On June 9, the IRS issued Rev. Proc. 2017-34, 2017-26 IRB, which ­provides a more liberal timeframe for certain estates to make the federal estate tax portability election. The additional time is only available for estates that are not otherwise required to file a federal estate tax return because the value of the gross estate is below a decedent's remaining federal ­estate tax exemption. For 2017, the federal estate tax exemption amount is $5.49 million (and is indexed for inflation each year). This exemption represents the amount that an individual can transfer to the objects of his or her bounty free of federal estate and gift tax. Estates with gross asset values below the exemption amount are not required to file federal estate tax returns, except to the extent that a portability election is desired.

The portability election is a relatively new feature of the federal estate and gift tax regime that came into effect under the 2013 American Taxpayer Relief Act (ATRA), and, to a large degree, replaces the prior “use it or lose it” structure of the federal estate tax exemption rules. The ­portability election enables a surviving spouse to essentially “inherit” the decedent's unused federal estate tax exemption amount and, thus, treat both exemptions (the surviving spouse's exemption along with the exemption of the first spouse to die) as available to the marital unit. Thus, to the extent that the first deceased spouse does not make full use of his or her available federal estate tax ­exemption, an election can be made to add (or “port”) the decedent's unused ­exemption to the surviving spouse's exemption.
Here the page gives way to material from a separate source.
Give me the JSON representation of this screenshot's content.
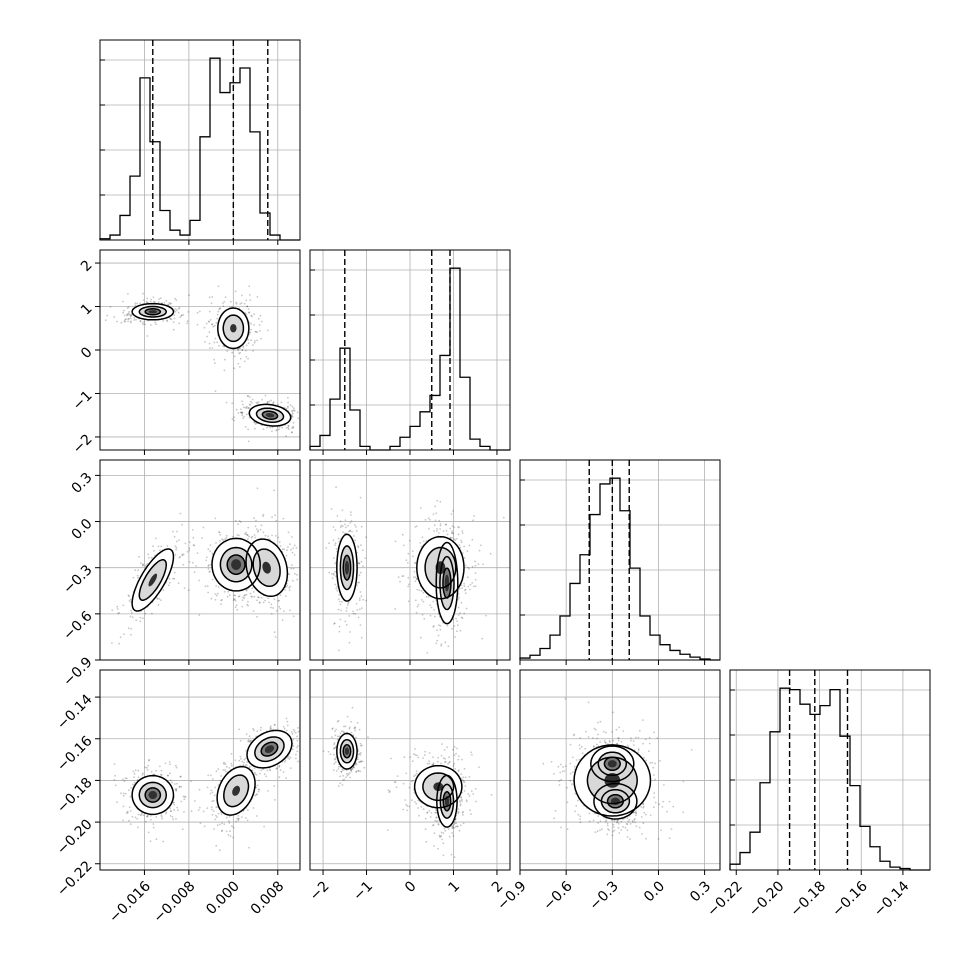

For example, if a husband dies in 2017 and leaves all of his assets outright to his wife, if he had not used any portion of his $5.49 million exemption for gifts during his lifetime, the entire $5.49 million of ­available exemption may be ported to the wife. When the wife later dies, if she ­remains eligible to benefit from the portability regime, she will have $10.98 million in available exemption (i.e., her husband's unused $5.49 million exemption plus her own $5.49 million exemption), which her estate can then allocate to her assets remaining at death. The amount of the exemption ported to the surviving spouse is called the deceased spousal unused exclusion, or “DSUE” amount.